Perhaps an even bigger catalyst for change will be the introduction, from 25th May this year, of General Data Protection Regulation, or GDPR — a new set of EU standards designed to strengthen the control that individuals have over their personal data. GDPR will replace all existing UK data laws, and Brexit will make no difference as the new standards will be subsumed in the Great Repeal Bill.

In a nutshell, firms will require consent for storing people’s data for marketing purposes. Consumers will have to “opt in” (pre-ticked bones will not be sufficient); firms will need to be specific about what they will do with the data; and the tracking of consent will be mandatory. Crucially, consumers will have “the right to be forgotten”, in other words, to have their data deleted.
So, what does all this mean for marketing departments? First, companies will be required to appoint a data protection officer, with responsibility for ensuring compliance. Assuming they haven’t done so already, they will also, clearly, need to change their processes and train their staff accordingly.

But more interesting for me, is how GDPR will change the way that financial firms market their products and services. I expect it to have four main consequences.

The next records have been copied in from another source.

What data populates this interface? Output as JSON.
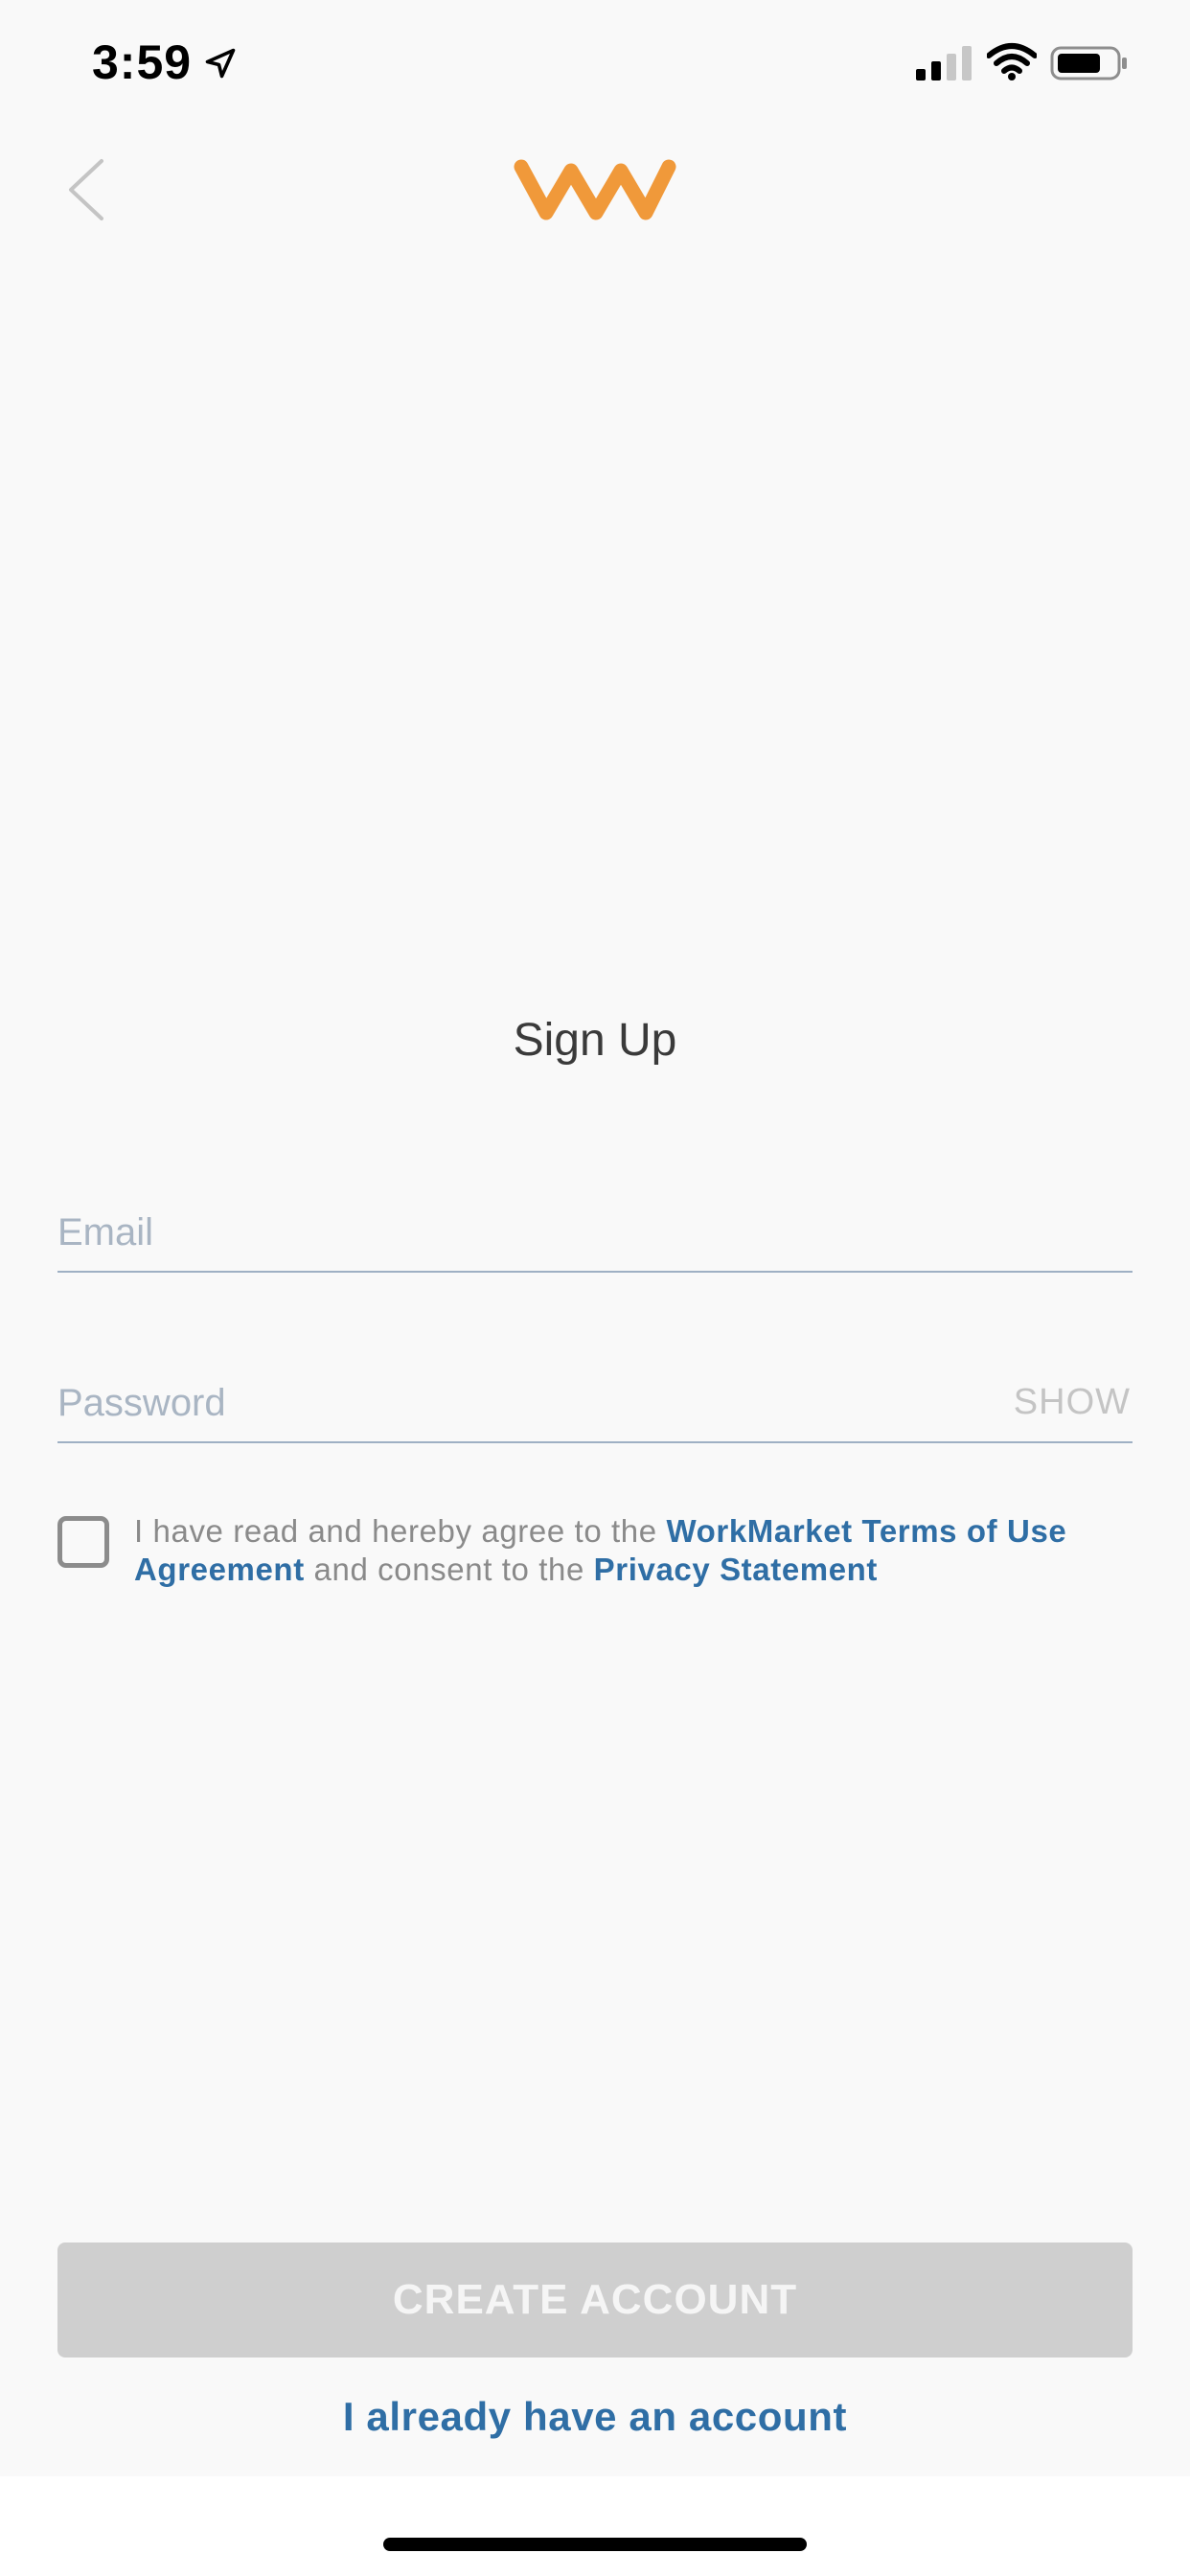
{
  "status_bar": {
    "time": "3:59",
    "icons": [
      "location-arrow-icon",
      "cellular-signal-icon",
      "wifi-icon",
      "battery-icon"
    ]
  },
  "header": {
    "back_icon": "chevron-left-icon",
    "logo": "workmarket-logo",
    "logo_color": "#f0993a"
  },
  "title": "Sign Up",
  "form": {
    "email_placeholder": "Email",
    "email_value": "",
    "password_placeholder": "Password",
    "password_value": "",
    "show_label": "SHOW",
    "agree": {
      "checked": false,
      "text_before": "I have read and hereby agree to the ",
      "terms_link": "WorkMarket Terms of Use Agreement",
      "text_middle": " and consent to the ",
      "privacy_link": "Privacy Statement"
    }
  },
  "actions": {
    "create_account": "CREATE ACCOUNT",
    "signin_link": "I already have an account"
  },
  "colors": {
    "accent": "#2f6ea5",
    "brand": "#f0993a",
    "button_disabled": "#cfcfcf",
    "background": "#f9f9f9"
  }
}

1. There will be less of a focus on mailshots

There will always be a place for direct marketing, whether via post or email, but the new data protection requirements placed on firms will add to their workload. Doubtless, too, many consumers will exercise their right not to be contacted or not to have their details on your database at all. As a result, I suspect, marketers will place less of an emphasis on mailshots than they have until now.

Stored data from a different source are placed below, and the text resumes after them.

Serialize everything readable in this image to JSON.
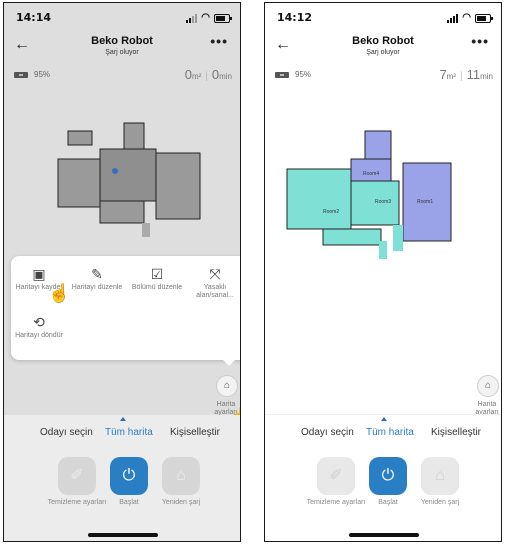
{
  "left": {
    "status_time": "14:14",
    "title": "Beko Robot",
    "subtitle": "Şarj oluyor",
    "battery_pct": "95%",
    "area_value": "0",
    "area_unit": "m²",
    "time_value": "0",
    "time_unit": "min",
    "tools": [
      {
        "icon": "save-map-icon",
        "label": "Haritayı kaydet"
      },
      {
        "icon": "edit-map-icon",
        "label": "Haritayı düzenle"
      },
      {
        "icon": "edit-section-icon",
        "label": "Bölümü düzenle"
      },
      {
        "icon": "forbidden-zone-icon",
        "label": "Yasaklı alan/sanal..."
      },
      {
        "icon": "rotate-map-icon",
        "label": "Haritayı döndür"
      }
    ],
    "map_settings_label": "Harita ayarları",
    "tabs": [
      "Odayı seçin",
      "Tüm harita",
      "Kişiselleştir"
    ],
    "active_tab": "Tüm harita",
    "controls": [
      "Temizleme ayarları",
      "Başlat",
      "Yeniden şarj"
    ]
  },
  "right": {
    "status_time": "14:12",
    "title": "Beko Robot",
    "subtitle": "Şarj oluyor",
    "battery_pct": "95%",
    "area_value": "7",
    "area_unit": "m²",
    "time_value": "11",
    "time_unit": "min",
    "room_labels": [
      "Room4",
      "Room3",
      "Room2",
      "Room1"
    ],
    "map_settings_label": "Harita ayarları",
    "tabs": [
      "Odayı seçin",
      "Tüm harita",
      "Kişiselleştir"
    ],
    "active_tab": "Tüm harita",
    "controls": [
      "Temizleme ayarları",
      "Başlat",
      "Yeniden şarj"
    ]
  },
  "colors": {
    "accent": "#2a7fc4",
    "room_teal": "#7fe0d6",
    "room_purple": "#9aa3e8"
  }
}
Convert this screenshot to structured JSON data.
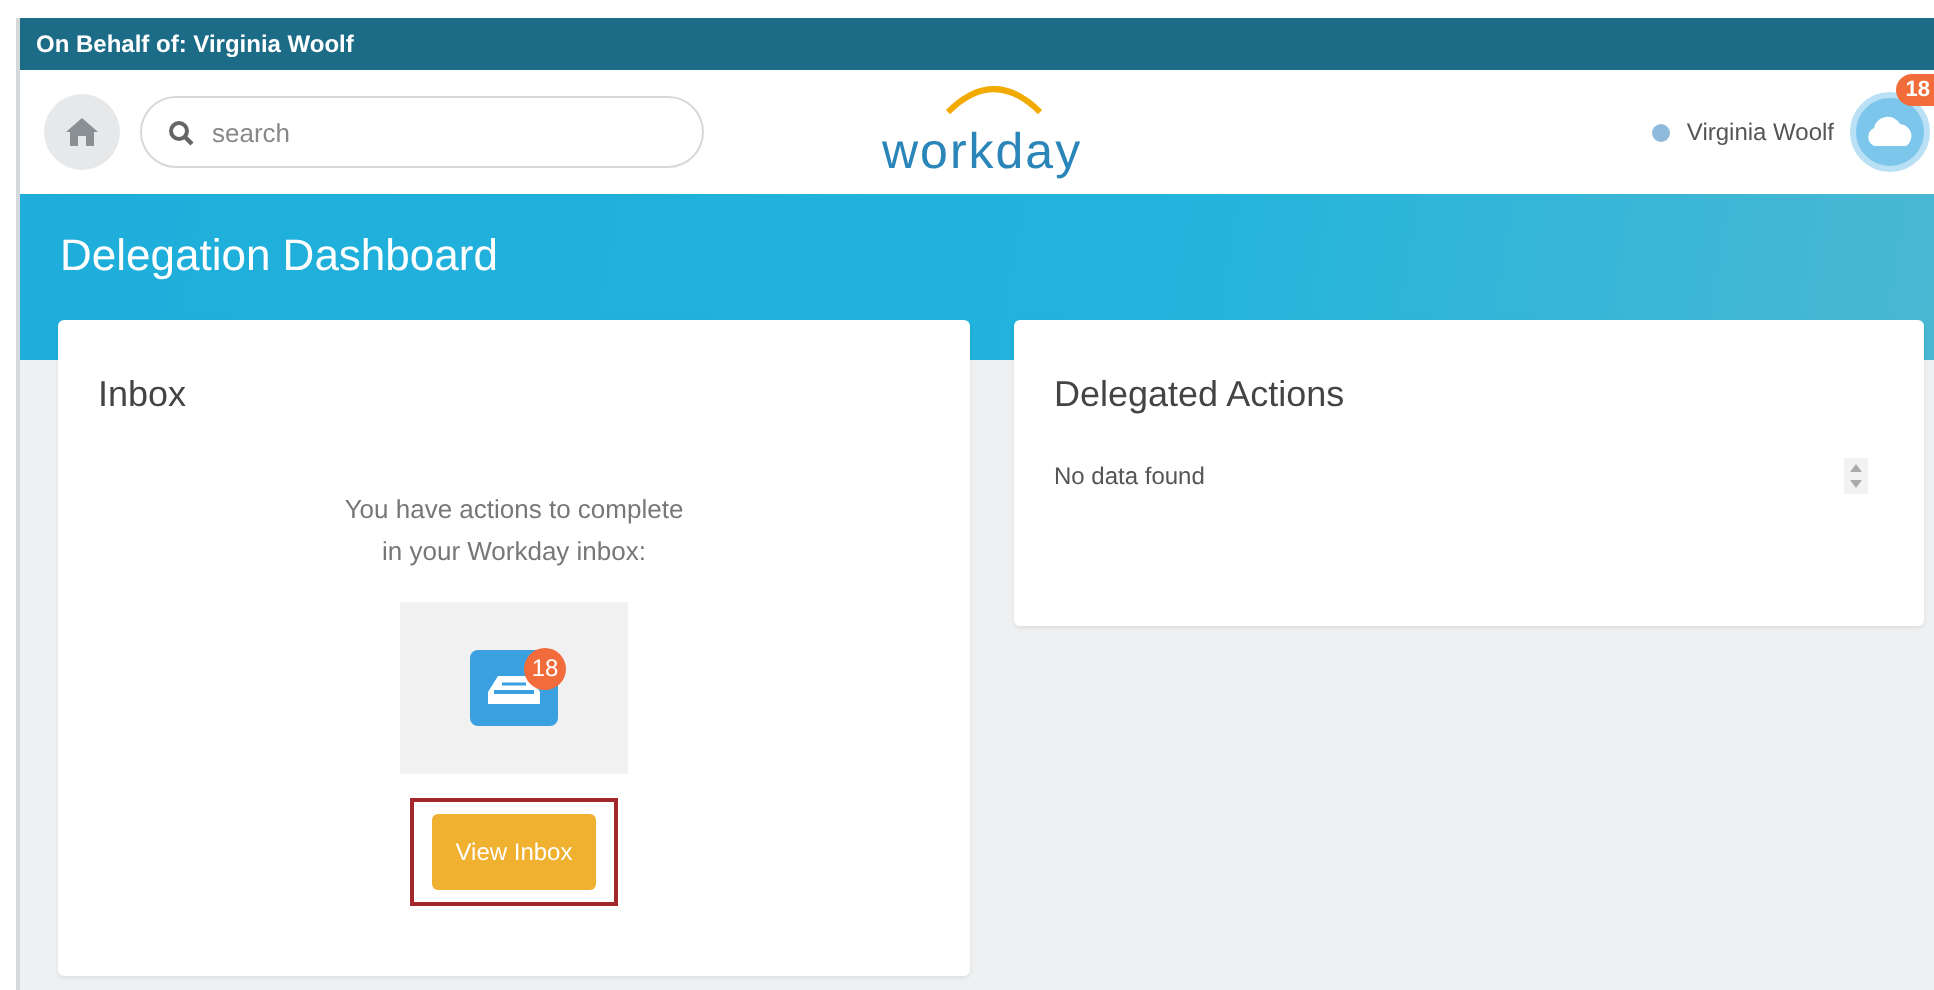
{
  "delegate_bar": {
    "text": "On Behalf of: Virginia Woolf"
  },
  "header": {
    "search": {
      "placeholder": "search"
    },
    "logo": "workday",
    "user": {
      "name": "Virginia Woolf",
      "badge": "18"
    }
  },
  "page_title": "Delegation Dashboard",
  "inbox_card": {
    "title": "Inbox",
    "message_lines": [
      "You have actions to complete",
      "in your Workday inbox:"
    ],
    "inbox_badge": "18",
    "button": {
      "label": "View Inbox",
      "highlighted": true
    }
  },
  "delegated_card": {
    "title": "Delegated Actions",
    "empty_text": "No data found"
  }
}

2. Mailshots will become more targeted

GDPR requires firms to have consent for each different type of communication. So, for instance, if someone enters their email details to download a white paper from your website, you can’t just add their information to your general email marketing list. This is, in fact, a positive move — for marketers as well as consumers — in that it forces firms to find out exactly what the people they want to communicate with are actually interested in. Mailshots, then, should become more targeted, useful and relevant.

3. Content will take centre stage

If you want people to opt in to having you store their data and contact them, you will need to give them a reason for doing so. That means one thing: you need to demonstrate that your content — whether that’s videos, podcasts, articles, infographics, competitions or whatever — is content that they genuinely want to receive and share. In short, the bar for content is about to be raised; so if it isn’t good, original, creative, interesting, helpful, funny, or a combination of all of those, you might as well not bother. Sure, data will continue to be important, but content, more than ever, will be king. Content is the new data.

4. Social marketing will become more important

If content is king, distribution is queen. There’s no point in having the best contact the financial sector has ever produced if you can’t get it in front of sufficient numbers of people within your target audience. As the reliance on a mailshots wanes, I expect social media to become an ever more important distribution channel. It amazes that so many big financial firms, particularly asset management companies, have still barely dipped their toes in social media, if indeed at all. The arrival of GDPR only serves to underline what they should have acknowledged some time ago — that they simply have no choice but to take social marketing more seriously.

Conclusion: Threat or opportunity?

GDPR hasn’t exactly been welcomed by marketing departments with open arms. It does create work — both initially, to prepare for its introduction, and on an on-going basis once it comes into force. But I do see it as more of an opportunity than a threat. Good marketers who build their strategy on carefully-targeted, high-quality content will undoubtedly benefit.

And one more thing. The financial industry, as all of us know, has an issue with trust and transparency. What better way to foster both of those things than by demonstrating to your clients and prospects, over the next few months, that you take their data and their privacy seriously?